Avec l’émergence des écrans tactiles, les concepteurs des premiers livres numériques se sont ainsi évertués à imiter la page du codex, jusqu’à reproduire, grâce au design skeuomorphique, le geste de lecture propre au modèle imprimée, en particulier le geste du feuilletage. Aujourd’hui, ces effets prêtent à sourire, et les nouvelles formes de livres numériques - livres augmentés, applications - explorent de nouvelles voies, on y reviendra. Pourtant il serait injuste de réduire ces effets à une métaphore visuelle singeant le papier : car le skeuomorphisme faisait finalement l’effort de comprendre la lecture comme un geste, celui du feuilletage – et plus largement comme une pratique performative qui a toute son importance car elle participe aussi à construire le sens au texte et notre statut de lecteur. Or c’est justement dans cette voie que les dispositifs plus contemporains se sont par la suite engagés.
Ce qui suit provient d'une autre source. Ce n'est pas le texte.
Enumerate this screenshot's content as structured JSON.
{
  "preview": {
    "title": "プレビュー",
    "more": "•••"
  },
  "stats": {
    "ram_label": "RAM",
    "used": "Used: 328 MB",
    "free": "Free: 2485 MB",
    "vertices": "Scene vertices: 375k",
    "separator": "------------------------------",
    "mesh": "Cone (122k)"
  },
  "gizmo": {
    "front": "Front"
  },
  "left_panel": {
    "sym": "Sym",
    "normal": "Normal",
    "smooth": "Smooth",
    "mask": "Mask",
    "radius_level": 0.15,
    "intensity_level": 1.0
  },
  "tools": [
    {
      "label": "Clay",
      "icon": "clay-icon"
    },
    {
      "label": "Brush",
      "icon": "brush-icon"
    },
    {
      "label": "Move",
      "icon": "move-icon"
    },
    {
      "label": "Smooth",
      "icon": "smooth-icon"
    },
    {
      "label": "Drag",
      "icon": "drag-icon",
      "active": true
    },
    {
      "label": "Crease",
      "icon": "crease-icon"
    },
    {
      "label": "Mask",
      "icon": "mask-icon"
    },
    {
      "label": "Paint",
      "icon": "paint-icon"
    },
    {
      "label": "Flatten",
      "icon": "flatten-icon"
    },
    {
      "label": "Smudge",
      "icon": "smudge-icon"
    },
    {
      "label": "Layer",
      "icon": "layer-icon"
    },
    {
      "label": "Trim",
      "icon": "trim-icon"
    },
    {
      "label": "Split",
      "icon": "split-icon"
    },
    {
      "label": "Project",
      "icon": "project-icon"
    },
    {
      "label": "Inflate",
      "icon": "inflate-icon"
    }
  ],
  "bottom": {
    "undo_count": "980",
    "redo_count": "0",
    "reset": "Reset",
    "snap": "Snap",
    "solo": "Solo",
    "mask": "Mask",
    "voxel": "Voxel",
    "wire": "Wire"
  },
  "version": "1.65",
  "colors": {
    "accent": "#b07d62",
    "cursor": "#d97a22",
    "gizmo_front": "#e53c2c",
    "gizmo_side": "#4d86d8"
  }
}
En dépit de son étymologie, qui le fait passer pour un simple « ornement » ou une métaphore visuelle, le skeuomorphisme de la page du livre numérique envisageait déjà le processus de remédiation comme réitération d’un geste et initiait, malgré les apparences, une critique de la remédiation uniquement conçue comme représentation de l’image d’un vieux médium. Il s’inscrivait ainsi dans un paradigme performatif – où l’on favorisait déjà l’idée d’un « faire » plutôt que l’idée d’un « regarder », orientant la pensée de la remédiation vers l’interrogation d’un geste médiatique – ce qui va dans le sens des études plus récentes sur les médias, considérés comme des actions10.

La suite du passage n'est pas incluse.